As the generated IDE is already very powerful by default and can be customized easily, some people even use Xtext to build the IDE front end for an existing language with an existing compiler.

If you change the grammar, you have to regenerate the language infrastructure and redeploy the language's plug-ins to the user's machines. The latter can be a challenge in some scenarios.

Mostly structural languages with simple expressions only will go smoothly. A few complicated expressions can pragmatically be integrated using the common integration techniques (generation gap pattern, black-box literals, protected regions, etc.). But all of these raise the complexity, break the abstraction, and are hard to maintain. If expressions are the rule and not the exception, consider

Java DSLs (Xtext with Xbase)

Under the codename Xbase, we have developed a rich expression language, that you can embed in your Xtext-based DSLs. It reuses Java's typesystem, can express everything that Java expressions can do and adds even more features like type inference, operator overloading, lambda expressions etc.

The default way of using Xbase is to define a transformation from your language to a structural Java model and embed the expressions in the appropriate Java contexts. A generic code generator builds Java code from this model, so no need to build your own. As we generate plain Java code, these Xbase languages integrate seamlessly with hand-written Java code and work for platforms that are sensitive to bytecode manipulation, like Android.

Java DSLs are the way to go for languages that compile to Java and need rich behavior or expressions. These are probably much more than you'd probably expect. Have a look at our seven languages for some examples. There is also an interpreter for Xbase allowing to skip the compilation step on the language user's side.

We have only implemented an execution environment for Java, so it's up to you if you need another. Restricting the available expressions is easy and could help here significantly. You can also add new expressions to the expression language, but the syntactic space is already quite crowded.

Non-technical users are usually ruled out here. You don't want to teach them managers about closures, do you? You still have complete syntactical freedom for your language. But you still have to regenerate the plug-ins and redeploy them on grammar changes as before.

Internal DSLs (Xtend)

Just because Java doesn't offer the means of abstraction you need doesn't mean you have to define a new language yourself. We have created Xtend, a general purpose language (GPL) based on Java but adding a lot of fancy stuff like type inference, operator overloading, lambda expressions, etc. You guessed it: Xtend is based on the Xbase expression library, but also defines the structural parts (types, fields, methods, annotations etc.), adds extension methods, multi-dispatch methods, template expressions, and offers an even better IDE.

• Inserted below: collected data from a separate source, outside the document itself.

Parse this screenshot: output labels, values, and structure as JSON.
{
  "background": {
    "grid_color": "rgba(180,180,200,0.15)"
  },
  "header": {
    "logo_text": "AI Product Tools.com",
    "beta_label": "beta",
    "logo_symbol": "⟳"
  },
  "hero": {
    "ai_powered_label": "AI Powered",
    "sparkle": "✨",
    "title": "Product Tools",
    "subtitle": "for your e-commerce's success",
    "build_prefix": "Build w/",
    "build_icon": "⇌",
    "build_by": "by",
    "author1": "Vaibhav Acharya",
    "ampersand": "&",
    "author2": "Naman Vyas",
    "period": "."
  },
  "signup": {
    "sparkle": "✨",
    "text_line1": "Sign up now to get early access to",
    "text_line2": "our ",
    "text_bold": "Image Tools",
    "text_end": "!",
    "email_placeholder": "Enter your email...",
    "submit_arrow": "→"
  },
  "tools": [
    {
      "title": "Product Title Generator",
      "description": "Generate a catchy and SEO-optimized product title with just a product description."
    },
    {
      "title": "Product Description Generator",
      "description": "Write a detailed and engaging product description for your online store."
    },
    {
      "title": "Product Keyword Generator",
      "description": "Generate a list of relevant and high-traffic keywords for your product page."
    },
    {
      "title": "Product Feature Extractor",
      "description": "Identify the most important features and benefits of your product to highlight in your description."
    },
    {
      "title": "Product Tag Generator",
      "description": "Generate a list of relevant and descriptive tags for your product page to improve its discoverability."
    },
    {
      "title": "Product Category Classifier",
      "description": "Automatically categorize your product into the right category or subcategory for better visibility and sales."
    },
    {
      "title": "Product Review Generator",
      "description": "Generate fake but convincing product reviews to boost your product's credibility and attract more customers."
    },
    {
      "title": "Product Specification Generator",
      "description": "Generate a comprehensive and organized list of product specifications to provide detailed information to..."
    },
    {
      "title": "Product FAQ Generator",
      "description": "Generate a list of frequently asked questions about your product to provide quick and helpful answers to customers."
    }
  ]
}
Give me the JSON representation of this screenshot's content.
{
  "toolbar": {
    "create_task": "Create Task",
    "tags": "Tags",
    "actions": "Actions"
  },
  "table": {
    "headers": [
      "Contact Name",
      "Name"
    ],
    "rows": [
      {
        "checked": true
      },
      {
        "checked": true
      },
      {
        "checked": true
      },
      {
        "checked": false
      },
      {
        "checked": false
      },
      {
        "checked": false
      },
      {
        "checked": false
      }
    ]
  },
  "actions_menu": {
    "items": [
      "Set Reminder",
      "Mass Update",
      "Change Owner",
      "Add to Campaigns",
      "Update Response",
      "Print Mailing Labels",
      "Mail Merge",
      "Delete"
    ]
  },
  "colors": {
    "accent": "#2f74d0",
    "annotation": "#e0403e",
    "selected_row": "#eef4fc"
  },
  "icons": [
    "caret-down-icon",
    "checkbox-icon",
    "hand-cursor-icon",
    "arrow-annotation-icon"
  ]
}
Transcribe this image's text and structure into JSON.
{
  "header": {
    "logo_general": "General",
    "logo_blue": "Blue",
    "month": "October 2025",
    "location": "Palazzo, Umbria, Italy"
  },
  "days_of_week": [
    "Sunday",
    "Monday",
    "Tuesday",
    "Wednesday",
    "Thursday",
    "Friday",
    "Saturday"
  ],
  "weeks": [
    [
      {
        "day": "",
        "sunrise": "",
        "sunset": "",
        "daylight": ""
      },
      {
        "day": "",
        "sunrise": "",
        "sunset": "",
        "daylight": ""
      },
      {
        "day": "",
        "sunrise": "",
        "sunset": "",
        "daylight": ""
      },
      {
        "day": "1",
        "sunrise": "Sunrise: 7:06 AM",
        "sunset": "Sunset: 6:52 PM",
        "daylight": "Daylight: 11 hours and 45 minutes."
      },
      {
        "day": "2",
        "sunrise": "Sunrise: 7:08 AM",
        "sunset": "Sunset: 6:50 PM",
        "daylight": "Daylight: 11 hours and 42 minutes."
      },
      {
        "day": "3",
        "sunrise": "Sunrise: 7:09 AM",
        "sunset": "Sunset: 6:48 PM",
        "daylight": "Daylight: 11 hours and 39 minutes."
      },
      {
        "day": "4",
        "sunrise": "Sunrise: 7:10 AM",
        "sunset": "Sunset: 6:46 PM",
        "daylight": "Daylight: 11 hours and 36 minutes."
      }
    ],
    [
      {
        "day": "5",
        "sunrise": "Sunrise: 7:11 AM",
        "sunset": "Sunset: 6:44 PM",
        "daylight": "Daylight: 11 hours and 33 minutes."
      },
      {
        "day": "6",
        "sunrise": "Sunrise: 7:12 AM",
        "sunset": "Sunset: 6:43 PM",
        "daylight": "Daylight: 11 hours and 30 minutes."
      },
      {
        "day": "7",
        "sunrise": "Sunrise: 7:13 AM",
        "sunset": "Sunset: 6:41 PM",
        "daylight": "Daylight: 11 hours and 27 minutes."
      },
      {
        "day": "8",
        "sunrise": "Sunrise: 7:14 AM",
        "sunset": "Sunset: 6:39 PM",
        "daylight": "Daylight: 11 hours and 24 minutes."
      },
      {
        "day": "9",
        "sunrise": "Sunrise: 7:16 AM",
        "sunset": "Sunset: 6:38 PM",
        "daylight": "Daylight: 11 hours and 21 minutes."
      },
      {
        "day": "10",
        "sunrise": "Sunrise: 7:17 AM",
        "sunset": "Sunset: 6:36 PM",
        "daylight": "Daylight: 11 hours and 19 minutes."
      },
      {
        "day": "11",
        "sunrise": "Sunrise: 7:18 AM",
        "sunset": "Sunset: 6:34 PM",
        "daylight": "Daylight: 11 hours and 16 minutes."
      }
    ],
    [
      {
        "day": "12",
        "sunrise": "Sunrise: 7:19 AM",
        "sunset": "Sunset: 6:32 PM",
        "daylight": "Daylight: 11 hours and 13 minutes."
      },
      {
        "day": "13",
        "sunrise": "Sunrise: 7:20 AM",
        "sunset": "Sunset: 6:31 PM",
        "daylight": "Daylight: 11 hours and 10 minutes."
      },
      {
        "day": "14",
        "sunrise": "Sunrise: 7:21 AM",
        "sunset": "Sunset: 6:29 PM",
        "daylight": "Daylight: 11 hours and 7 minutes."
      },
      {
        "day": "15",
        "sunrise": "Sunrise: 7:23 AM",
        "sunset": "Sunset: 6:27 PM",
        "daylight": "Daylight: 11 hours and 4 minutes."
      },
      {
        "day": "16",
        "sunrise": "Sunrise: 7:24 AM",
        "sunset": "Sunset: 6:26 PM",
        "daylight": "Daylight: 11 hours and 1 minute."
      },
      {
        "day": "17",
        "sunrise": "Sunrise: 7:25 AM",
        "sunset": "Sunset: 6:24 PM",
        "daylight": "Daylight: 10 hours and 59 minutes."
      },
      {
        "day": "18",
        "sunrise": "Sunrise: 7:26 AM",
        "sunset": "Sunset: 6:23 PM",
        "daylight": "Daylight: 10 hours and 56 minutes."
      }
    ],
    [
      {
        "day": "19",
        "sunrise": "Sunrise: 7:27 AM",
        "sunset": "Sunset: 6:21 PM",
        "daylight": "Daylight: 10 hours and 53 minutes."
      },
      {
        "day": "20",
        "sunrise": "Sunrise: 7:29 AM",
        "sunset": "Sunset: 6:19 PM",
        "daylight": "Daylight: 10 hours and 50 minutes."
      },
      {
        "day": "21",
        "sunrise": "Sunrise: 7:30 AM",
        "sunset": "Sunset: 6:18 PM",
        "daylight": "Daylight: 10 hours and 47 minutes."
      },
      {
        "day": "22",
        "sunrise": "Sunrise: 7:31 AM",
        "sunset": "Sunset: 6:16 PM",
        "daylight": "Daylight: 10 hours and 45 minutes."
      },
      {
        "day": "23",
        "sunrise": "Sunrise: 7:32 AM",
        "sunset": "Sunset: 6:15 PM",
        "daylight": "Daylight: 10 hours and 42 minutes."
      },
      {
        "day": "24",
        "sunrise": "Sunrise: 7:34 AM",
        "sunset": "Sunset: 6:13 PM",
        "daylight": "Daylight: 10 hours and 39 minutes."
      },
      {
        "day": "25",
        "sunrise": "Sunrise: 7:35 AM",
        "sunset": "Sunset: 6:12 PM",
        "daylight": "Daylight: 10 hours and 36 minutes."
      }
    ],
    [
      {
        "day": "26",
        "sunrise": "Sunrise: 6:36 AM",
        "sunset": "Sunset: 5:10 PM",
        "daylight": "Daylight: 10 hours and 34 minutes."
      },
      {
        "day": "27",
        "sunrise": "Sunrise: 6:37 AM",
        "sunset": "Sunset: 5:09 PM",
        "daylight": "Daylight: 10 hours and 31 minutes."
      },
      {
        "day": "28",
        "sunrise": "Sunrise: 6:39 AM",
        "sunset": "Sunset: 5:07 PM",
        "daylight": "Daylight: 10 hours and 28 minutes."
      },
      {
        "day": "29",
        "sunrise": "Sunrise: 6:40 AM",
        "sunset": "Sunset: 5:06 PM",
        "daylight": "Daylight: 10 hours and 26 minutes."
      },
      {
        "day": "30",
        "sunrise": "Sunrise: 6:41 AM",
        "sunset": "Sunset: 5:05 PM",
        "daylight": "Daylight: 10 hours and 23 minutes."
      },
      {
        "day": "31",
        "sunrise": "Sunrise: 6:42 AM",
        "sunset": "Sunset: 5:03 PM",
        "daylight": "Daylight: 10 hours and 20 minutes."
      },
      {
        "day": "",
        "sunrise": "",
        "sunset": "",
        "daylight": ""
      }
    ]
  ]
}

This is already a mighty toolset and can bring you pretty close to internal DSLs in other languages. Look at our examples from EclipseCon 2012 (especially the SWT, Distances and HTML Builder examples).

One additional leap ahead are Active Annotations (new in 2.4, beta). These annotations allow you to participate in the Xtend to Java compilation. They are particularly useful for implementing patterns,  but can be surprisingly powerful in other scenarios, too. Have a look at a few cool examples: Observer pattern, Vistors, JSON classes, a simple REST API, micro benchmarking...

Having everything you need in the language itself gives you short turnarounds as no more regeneration and redeployment is needed. The toolstack stays nicely low. But you're restricted to generating Java and use the syntactical elements of the Xtend language. I would never recommend Xtend to non-programmers, but to everyone fighting with Java.